In the previous post, the title block of the processor package power graph says: "load per thread varies from ~1% to ~10% at nominal (non-turbo) CPU frequency" The calibration of the utility used was done for single threaded low load applications, and it is way out for this application. The important point is that the high end (which was 10% in the script) was more like 95% per cpu overall (which, if the calibration was correct, would have been 19% in the script, for my 8 CPU system).
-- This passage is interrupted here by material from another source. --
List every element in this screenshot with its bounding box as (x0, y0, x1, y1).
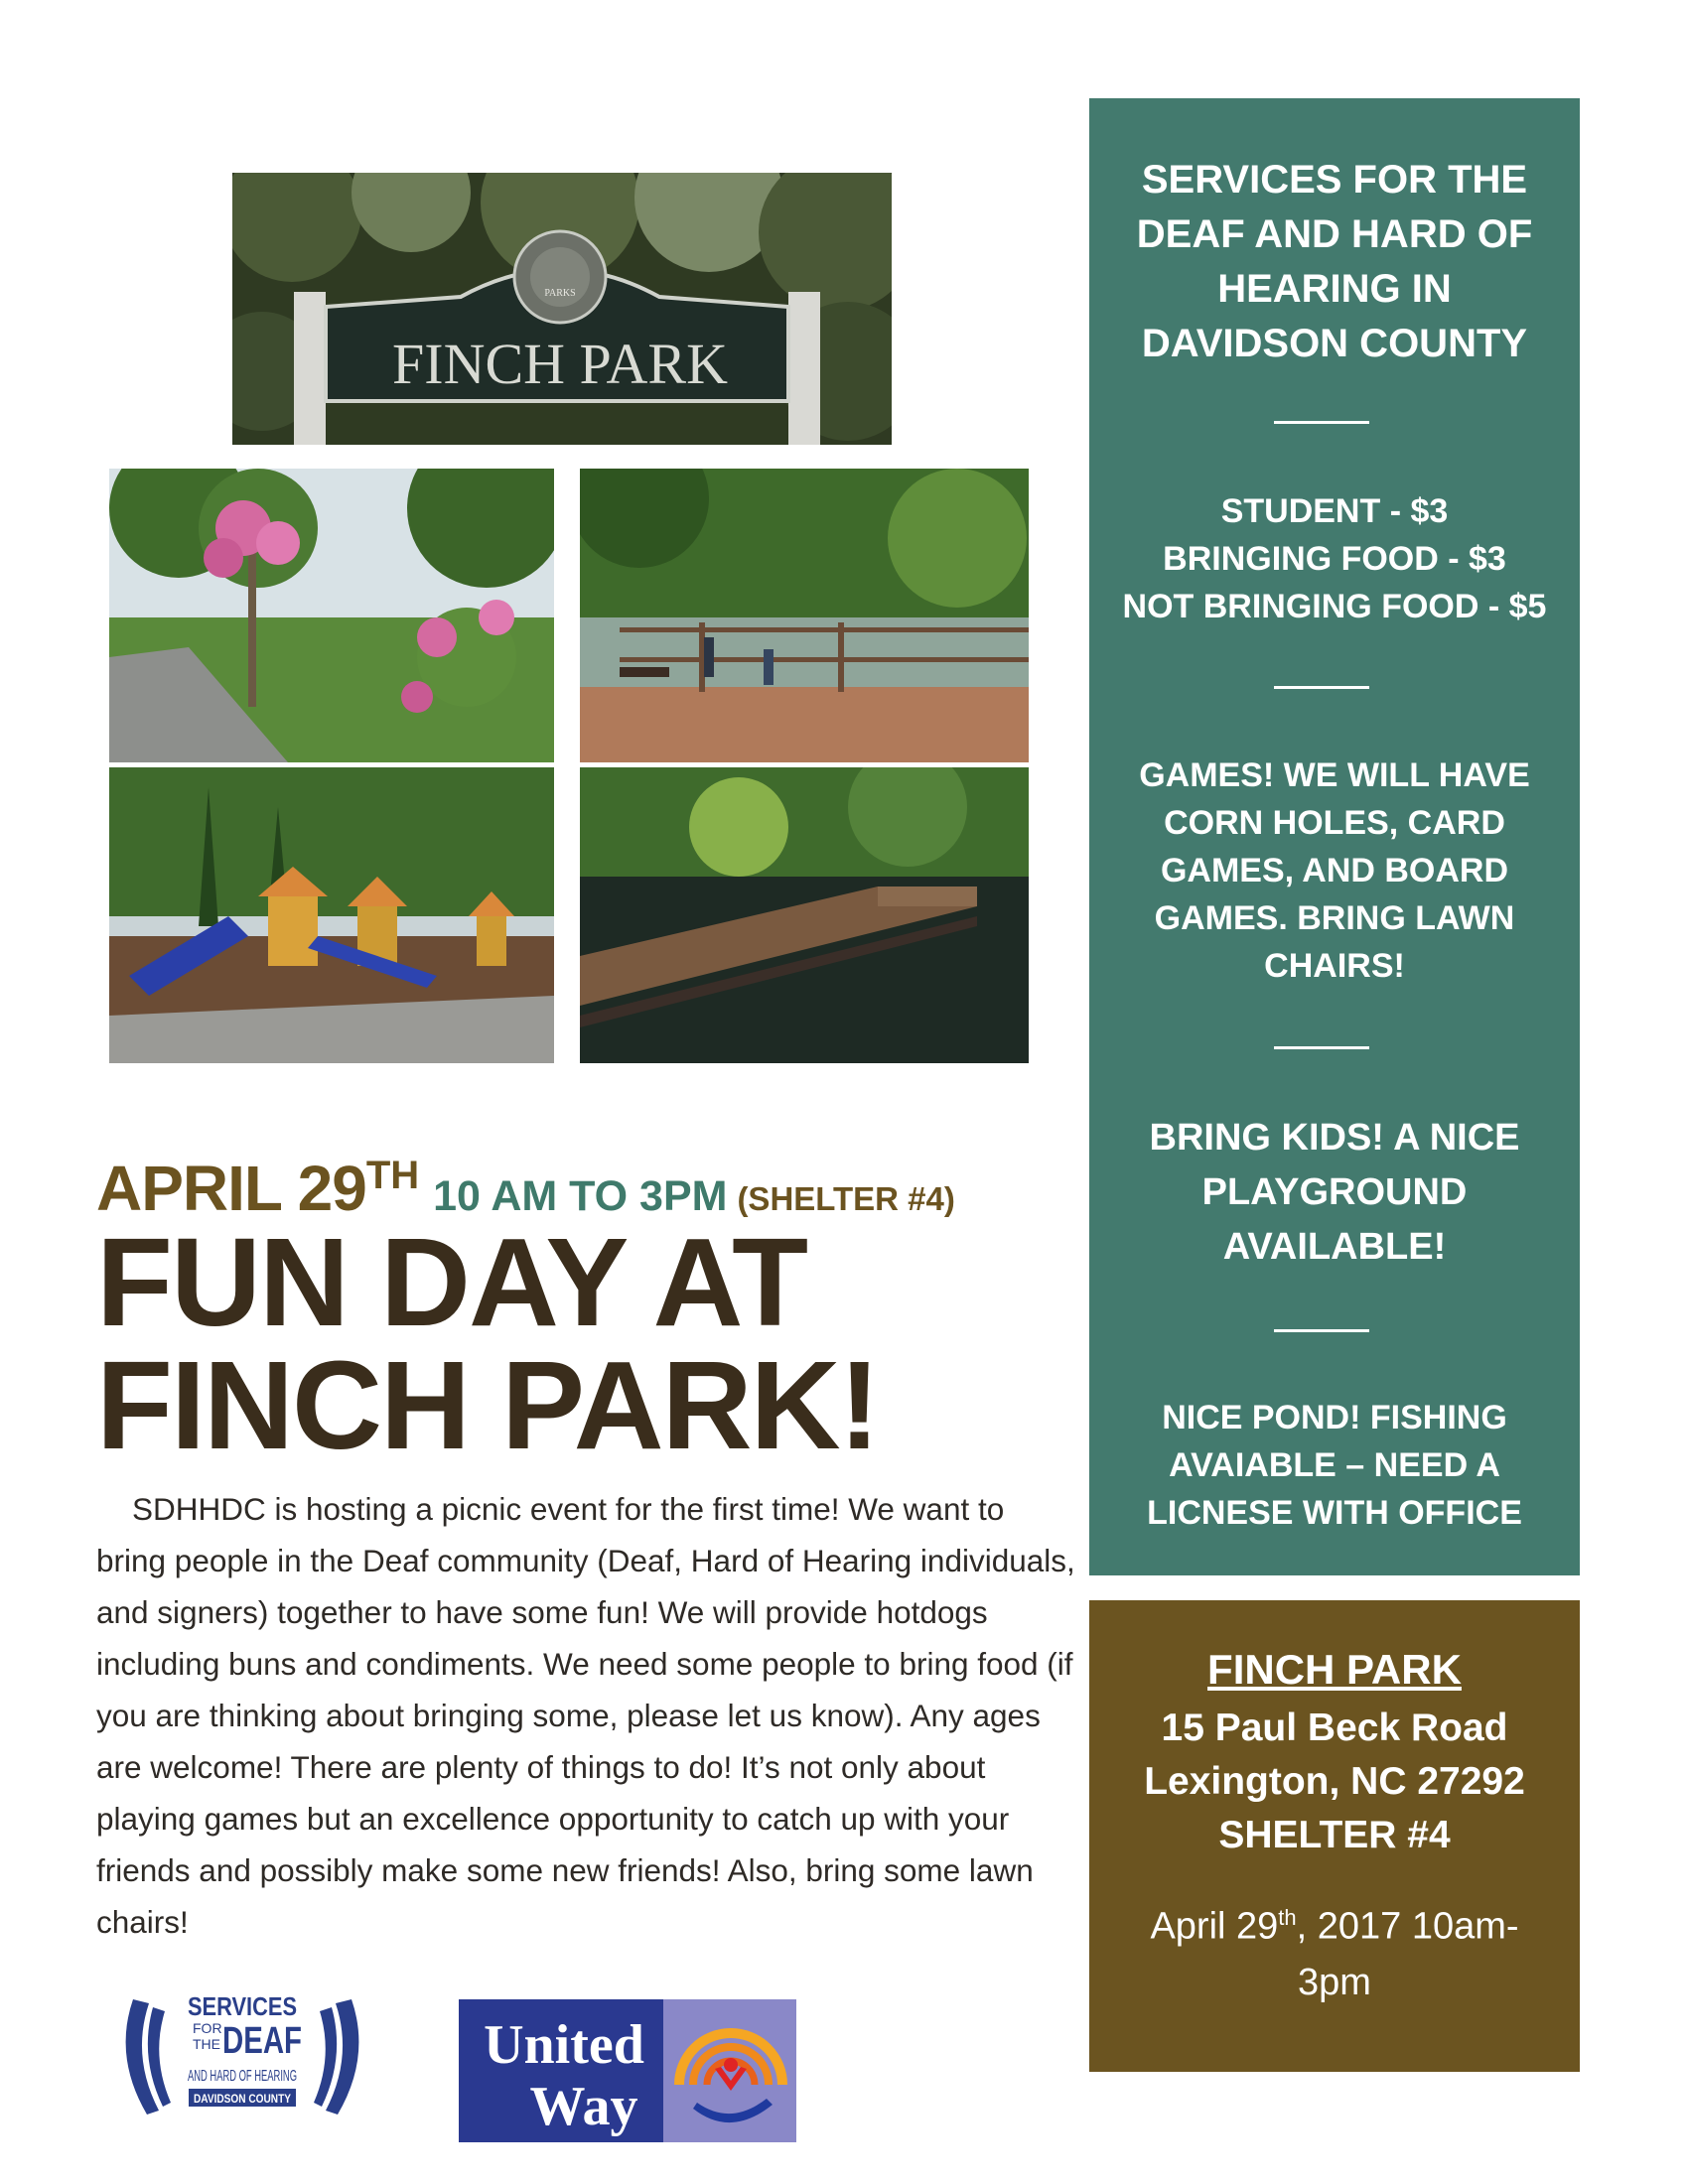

Created attachment 275425 [details] Phoronix unpack-linux test results. From doing short manual tests, it was not clear what was going on for this Phoronix test, so a longer test was run. It turns out about 3% power is saved when using V9 here.
I was surprised to see the Phoronix results, is it just a single threaded benchmark? So your 100% on one CPU is a proxy for that?
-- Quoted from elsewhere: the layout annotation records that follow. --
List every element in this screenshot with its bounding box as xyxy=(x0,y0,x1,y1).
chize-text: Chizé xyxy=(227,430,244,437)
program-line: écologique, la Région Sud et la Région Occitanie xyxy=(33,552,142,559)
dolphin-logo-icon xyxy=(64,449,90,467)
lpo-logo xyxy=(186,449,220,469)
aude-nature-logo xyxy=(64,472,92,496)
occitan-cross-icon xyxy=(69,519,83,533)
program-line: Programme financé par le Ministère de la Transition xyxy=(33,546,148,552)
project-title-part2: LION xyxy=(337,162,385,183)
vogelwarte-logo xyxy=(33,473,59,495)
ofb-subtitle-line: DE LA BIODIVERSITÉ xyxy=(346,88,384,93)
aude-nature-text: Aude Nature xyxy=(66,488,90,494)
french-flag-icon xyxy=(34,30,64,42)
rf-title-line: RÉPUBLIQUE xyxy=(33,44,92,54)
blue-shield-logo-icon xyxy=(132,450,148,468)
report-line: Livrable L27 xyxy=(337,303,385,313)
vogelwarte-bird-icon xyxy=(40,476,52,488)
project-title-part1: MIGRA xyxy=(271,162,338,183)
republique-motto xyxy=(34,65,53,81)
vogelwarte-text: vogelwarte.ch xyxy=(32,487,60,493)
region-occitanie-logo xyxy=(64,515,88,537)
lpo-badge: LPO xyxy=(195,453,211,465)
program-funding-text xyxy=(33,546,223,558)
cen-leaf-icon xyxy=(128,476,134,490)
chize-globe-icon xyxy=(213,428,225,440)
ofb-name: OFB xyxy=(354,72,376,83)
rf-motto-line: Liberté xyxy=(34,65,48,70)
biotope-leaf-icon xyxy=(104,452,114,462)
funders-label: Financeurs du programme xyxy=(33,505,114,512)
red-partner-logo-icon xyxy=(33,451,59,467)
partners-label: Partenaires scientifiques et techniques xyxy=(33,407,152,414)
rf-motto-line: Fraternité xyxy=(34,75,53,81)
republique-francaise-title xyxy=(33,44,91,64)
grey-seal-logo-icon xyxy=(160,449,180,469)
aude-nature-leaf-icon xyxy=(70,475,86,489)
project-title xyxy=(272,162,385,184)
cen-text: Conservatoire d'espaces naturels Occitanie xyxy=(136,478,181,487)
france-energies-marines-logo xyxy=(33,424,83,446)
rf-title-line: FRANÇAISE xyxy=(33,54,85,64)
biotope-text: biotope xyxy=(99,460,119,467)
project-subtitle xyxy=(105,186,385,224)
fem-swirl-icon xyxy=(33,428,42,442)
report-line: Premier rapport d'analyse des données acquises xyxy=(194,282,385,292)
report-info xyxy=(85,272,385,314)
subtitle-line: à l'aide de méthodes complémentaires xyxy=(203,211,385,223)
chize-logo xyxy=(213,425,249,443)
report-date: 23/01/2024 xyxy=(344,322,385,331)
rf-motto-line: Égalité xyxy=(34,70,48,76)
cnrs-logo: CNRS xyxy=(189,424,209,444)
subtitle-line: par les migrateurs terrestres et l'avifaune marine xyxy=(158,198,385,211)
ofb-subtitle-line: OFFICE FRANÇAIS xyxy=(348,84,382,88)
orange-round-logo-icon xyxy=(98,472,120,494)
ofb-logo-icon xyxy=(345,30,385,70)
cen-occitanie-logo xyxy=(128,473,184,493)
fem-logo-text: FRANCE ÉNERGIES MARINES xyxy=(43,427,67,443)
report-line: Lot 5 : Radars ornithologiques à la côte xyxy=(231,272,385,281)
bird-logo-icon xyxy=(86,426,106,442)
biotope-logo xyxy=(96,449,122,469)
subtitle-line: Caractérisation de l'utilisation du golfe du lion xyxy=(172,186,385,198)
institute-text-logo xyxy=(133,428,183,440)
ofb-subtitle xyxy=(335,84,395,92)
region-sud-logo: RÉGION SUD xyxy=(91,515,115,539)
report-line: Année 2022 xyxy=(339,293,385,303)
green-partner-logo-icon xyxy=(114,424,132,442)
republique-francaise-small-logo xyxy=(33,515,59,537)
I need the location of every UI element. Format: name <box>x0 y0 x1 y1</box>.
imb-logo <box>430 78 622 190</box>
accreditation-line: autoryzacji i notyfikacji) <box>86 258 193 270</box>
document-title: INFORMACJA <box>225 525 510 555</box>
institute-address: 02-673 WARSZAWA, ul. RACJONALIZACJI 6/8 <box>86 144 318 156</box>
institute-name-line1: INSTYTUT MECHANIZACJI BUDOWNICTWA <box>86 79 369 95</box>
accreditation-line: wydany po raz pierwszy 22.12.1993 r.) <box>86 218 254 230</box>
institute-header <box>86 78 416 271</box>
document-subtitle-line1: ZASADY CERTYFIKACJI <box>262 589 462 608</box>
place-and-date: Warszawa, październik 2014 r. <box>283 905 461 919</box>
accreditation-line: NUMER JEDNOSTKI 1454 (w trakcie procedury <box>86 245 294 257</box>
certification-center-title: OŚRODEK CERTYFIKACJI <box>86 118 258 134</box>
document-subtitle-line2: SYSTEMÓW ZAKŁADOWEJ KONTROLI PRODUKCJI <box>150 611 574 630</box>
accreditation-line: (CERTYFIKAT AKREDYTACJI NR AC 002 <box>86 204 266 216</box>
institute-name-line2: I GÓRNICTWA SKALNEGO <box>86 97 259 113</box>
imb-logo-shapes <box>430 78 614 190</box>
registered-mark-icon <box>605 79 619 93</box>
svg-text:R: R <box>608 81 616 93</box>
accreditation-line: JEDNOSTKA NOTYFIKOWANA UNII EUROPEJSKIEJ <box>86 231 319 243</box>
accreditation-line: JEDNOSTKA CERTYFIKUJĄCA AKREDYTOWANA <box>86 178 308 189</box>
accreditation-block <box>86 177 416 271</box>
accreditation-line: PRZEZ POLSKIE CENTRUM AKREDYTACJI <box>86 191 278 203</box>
(In reply to Thomas Ilsche from comment #38) > I was surprised to see the Phoronix results, is it just a single threaded > benchmark? So your 100% on one CPU is a proxy for that? No, this was a few threads. Some single threaded Phoronix tests use considerably less power with either the poll fix or V9 (poll + idle). I'm specifically looking for higher load and more thread type Phoronix tests for now. I'm running apache-build right now (~43 watts average power). Yes, my 100% on one CPU test is a proxy for single threaded applications. The best single threaded Phoronix test result I recall was with V5 and was: From 2018.03.18: > A couple of Phoronix tests (I didn't get very far yet): > himeno: 11% performance improvement; 14% less power. I'll re-do that test soon and post the results here.
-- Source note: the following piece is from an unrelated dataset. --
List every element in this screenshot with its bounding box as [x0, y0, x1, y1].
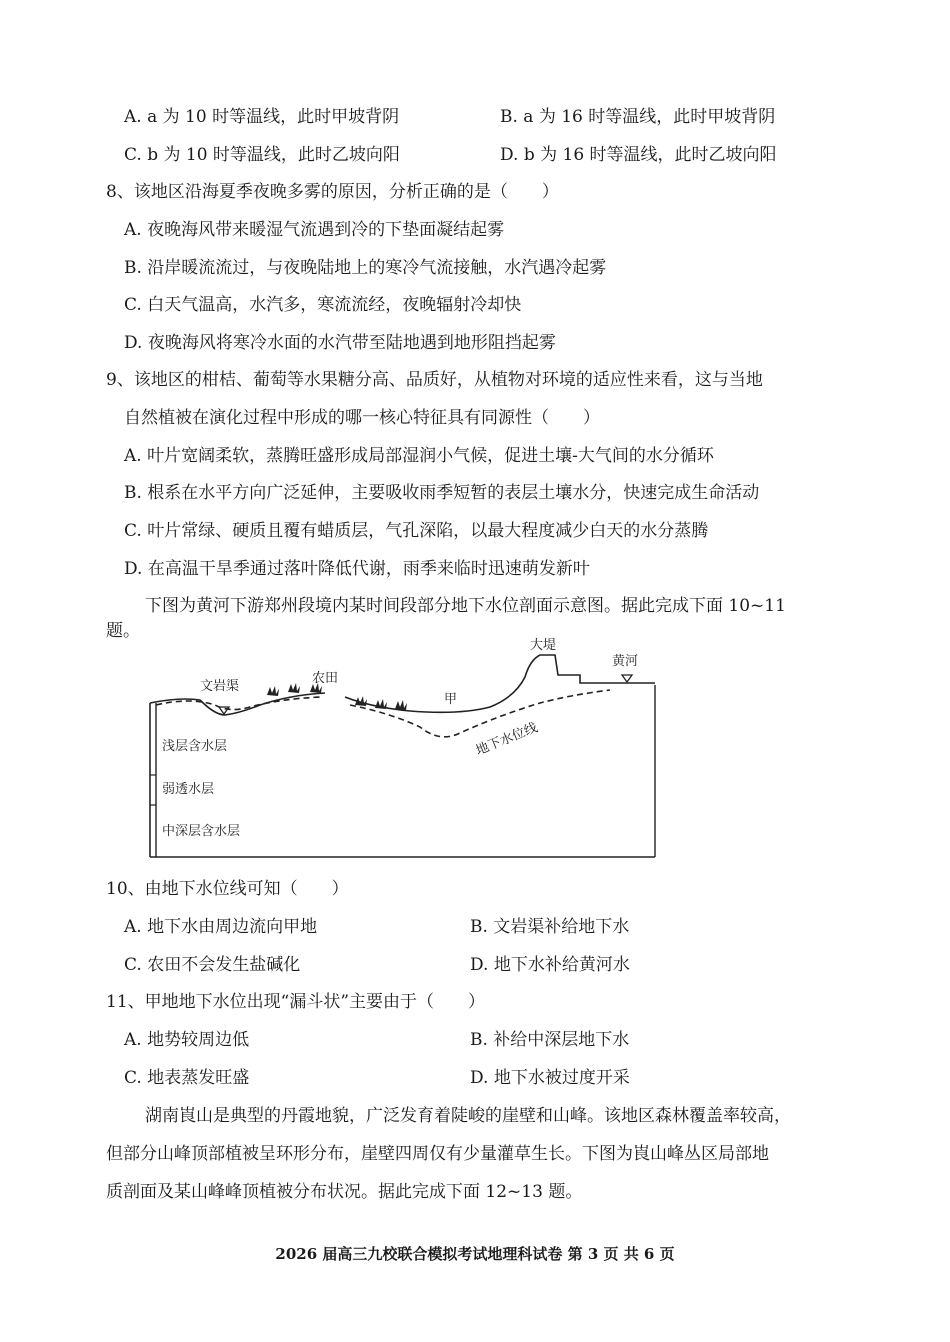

Created attachment 275427 [details] updated load sweep power graph A re-post of a previous graph with added lines using the intel_pstate CPU frequency scaling driver and powersave governor.
Created attachment 275429 [details] phoronix build-apache test power graph This test was chosen because it was higher power and multi-threaded. While there is no improvement under these conditions, there is no regression either, so I am happy with the result.
Created attachment 275435 [details] system idle test Just a basic idle system test, on my server with extra services disabled. No surprises. I did not suffer from (much) higher power consumption at idle as these big server systems seem to.
Created attachment 275439 [details] Power graph for Phoronix himeno test the Phoronix himeno test is single threaded and CPU intensive. These results should be, and are, similar to my 100% load on one CPU test from comment 28.
Thanks for all of the input! Since the (equivalent of) v9 is in the mainline kernel now (as of 4.17-rc2), I'm closing this bug entry. If there are any further issues in this area to track, let's open a new bug entry for that.